Microbial contamination in herbal drugs is a concern. Failure of the preservative in the liquid formulation used could have occurred. This particular formulation (MUI) contained a herbal preservative, Tamarindus indica L. (tamarind). Tamarind is known to have broad spectrum anti-microbial qualities against many bacteria [26-28]. In this case, it was not active against the said microorganisms either due to insufficient quantities of the tamarind, heavy bacterial contamination, or resistance of the microorganisms.
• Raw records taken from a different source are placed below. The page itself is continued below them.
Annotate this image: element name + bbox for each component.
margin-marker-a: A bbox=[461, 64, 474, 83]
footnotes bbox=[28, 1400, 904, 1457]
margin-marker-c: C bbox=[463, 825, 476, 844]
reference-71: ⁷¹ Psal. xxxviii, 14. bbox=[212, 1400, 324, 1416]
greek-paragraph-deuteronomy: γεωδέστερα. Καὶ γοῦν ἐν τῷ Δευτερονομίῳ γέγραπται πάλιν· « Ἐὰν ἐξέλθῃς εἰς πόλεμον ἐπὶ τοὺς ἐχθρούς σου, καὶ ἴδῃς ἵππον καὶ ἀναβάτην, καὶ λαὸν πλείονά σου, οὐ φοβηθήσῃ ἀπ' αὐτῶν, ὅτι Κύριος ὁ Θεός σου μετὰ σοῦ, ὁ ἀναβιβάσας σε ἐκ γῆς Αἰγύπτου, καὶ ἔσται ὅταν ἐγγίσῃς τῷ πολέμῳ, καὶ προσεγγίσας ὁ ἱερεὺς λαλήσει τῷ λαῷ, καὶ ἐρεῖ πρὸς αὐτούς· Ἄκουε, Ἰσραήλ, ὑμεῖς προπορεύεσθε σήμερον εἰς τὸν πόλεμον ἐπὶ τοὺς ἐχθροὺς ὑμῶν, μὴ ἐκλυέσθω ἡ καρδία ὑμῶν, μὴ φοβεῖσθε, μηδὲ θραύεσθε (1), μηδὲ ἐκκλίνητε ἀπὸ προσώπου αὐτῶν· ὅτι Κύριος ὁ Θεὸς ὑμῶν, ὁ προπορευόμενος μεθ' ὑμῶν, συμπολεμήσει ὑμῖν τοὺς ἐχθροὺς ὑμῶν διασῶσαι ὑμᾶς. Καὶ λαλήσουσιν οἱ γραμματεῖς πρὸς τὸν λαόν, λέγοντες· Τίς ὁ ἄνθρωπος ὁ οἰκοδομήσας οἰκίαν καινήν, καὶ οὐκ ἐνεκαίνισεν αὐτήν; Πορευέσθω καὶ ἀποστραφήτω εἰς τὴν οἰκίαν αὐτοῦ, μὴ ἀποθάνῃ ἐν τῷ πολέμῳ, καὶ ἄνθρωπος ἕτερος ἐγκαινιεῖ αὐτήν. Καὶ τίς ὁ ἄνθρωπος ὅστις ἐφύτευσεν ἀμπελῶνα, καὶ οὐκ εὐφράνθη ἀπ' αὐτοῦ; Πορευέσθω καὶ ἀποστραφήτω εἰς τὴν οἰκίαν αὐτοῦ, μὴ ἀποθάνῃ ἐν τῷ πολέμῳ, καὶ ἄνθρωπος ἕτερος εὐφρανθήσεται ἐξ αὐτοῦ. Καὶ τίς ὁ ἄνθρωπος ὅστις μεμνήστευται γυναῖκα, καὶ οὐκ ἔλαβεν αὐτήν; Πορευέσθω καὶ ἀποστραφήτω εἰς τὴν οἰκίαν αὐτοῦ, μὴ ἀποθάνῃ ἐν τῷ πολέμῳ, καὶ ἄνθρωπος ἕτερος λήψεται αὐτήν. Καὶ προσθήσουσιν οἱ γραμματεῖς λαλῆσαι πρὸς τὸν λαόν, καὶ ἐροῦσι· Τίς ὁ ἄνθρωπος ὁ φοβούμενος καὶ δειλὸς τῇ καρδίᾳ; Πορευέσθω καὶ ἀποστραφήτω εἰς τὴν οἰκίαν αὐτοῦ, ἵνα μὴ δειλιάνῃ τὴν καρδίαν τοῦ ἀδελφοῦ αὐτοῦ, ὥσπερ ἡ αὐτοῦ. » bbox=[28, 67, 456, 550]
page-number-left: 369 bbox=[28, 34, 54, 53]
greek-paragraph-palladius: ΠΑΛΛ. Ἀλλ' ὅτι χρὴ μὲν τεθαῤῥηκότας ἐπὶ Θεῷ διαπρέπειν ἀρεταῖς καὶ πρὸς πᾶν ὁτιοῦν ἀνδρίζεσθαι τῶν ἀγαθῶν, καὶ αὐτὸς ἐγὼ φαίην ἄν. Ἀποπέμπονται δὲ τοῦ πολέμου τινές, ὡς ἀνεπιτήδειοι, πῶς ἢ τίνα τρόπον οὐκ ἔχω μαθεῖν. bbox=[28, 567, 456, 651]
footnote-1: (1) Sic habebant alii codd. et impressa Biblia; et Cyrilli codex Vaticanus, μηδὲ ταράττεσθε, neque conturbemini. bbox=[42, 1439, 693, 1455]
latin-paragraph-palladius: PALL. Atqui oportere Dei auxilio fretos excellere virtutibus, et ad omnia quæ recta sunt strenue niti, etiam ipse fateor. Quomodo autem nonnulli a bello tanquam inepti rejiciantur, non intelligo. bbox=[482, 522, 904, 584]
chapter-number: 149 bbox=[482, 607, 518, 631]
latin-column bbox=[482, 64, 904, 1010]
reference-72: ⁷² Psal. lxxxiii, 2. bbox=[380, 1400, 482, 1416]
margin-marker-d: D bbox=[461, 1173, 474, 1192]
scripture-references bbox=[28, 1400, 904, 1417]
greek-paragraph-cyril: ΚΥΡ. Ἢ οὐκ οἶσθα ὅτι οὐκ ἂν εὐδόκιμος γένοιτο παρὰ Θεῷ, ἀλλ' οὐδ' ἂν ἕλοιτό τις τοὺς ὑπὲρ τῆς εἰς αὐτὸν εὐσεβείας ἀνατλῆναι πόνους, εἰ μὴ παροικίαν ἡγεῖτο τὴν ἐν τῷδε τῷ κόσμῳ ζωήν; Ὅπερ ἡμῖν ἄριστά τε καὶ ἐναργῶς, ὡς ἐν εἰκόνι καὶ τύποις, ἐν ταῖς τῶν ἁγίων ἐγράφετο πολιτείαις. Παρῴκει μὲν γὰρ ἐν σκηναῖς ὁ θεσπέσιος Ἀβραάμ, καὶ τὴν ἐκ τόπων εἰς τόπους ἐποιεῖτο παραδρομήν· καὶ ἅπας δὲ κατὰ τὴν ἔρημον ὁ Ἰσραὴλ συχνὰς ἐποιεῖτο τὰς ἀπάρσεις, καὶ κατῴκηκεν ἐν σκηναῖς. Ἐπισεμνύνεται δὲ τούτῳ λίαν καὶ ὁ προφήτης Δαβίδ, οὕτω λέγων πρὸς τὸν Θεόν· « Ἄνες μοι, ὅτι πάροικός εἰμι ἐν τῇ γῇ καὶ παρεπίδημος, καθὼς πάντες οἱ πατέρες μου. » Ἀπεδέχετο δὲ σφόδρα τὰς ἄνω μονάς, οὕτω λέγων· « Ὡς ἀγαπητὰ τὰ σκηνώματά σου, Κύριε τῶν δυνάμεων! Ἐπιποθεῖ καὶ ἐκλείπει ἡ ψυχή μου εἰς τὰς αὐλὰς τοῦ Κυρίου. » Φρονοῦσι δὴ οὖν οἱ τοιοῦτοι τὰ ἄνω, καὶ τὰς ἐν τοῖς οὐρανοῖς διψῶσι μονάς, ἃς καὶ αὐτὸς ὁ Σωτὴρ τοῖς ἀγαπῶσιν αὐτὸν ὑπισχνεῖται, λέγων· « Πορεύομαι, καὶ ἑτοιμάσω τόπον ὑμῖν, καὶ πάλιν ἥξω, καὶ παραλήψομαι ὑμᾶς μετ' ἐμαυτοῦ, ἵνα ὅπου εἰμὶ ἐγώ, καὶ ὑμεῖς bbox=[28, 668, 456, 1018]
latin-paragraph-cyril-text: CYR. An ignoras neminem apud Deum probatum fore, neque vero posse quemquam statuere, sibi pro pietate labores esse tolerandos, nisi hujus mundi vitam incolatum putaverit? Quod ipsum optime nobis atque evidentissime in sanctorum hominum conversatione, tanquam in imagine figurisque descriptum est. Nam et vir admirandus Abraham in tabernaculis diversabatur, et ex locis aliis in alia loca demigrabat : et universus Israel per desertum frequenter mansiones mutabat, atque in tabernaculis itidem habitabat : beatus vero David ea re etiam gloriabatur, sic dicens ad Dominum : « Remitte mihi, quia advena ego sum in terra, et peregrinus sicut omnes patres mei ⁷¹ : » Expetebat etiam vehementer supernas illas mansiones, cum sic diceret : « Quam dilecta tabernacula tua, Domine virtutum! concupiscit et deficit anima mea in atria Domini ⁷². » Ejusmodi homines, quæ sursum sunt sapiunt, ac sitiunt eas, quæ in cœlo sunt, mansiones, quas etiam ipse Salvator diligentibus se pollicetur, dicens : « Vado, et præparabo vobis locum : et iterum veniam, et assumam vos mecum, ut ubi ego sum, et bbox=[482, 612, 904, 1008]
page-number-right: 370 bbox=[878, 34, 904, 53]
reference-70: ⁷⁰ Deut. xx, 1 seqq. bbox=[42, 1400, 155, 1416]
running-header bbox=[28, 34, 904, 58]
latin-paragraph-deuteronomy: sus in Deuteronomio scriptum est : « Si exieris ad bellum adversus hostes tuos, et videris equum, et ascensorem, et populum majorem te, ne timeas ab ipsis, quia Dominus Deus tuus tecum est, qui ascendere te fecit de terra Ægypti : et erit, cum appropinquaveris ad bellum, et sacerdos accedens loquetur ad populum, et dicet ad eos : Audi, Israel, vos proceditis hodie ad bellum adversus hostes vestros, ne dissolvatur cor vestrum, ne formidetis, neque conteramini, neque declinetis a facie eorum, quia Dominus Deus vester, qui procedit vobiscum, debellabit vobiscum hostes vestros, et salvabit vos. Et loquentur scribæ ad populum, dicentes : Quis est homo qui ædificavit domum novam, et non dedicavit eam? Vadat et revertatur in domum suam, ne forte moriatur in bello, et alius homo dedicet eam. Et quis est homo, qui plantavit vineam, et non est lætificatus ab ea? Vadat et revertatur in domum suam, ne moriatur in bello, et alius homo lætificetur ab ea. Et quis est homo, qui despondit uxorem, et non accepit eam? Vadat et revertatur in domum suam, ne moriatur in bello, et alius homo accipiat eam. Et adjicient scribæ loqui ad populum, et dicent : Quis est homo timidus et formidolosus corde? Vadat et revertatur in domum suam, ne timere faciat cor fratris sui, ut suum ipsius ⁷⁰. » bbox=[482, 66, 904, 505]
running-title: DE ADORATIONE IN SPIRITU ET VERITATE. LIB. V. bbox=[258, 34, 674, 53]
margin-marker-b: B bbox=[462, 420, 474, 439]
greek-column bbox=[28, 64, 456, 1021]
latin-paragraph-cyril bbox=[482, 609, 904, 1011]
The tamarind possibly had a poor yield of essential oils documented to have good anti-microbial properties because the wrong morphological parts were used. In this case, pods were used. The leaves from specific geographical regions have been shown to have higher quantities of these antimicrobial essential oils [26]. The pH of MUI was found to be 3.9 and was done on a freshly prepared solution containing tamarind which is known to be acidic. It is possible that the MUI formulation later degraded to higher pH values causing the observed bacterial growths. It has been reported that bacterial growth occurs at pH 5-8.5 [20].


The powdered formulations had no microbial contamination compared to the liquid formulation. Despite collection of plants in polluted areas, no heavy metal contamination was found. Accuracy of plant identification by herbalists was fairly good. Herbalist should enlist the aid of botanists in plant identification. Herbalist should be encouraged to submit samples of their drugs for microbial testing and they should be educated on good manufacturing and good agricultural practices.


We thank Jomo Kenyatta University of Agriculture and Technology who provided a partial grant. We are grateful to the herbalists. Botanical identification was by Mr. Thomas Mwadime Nyange.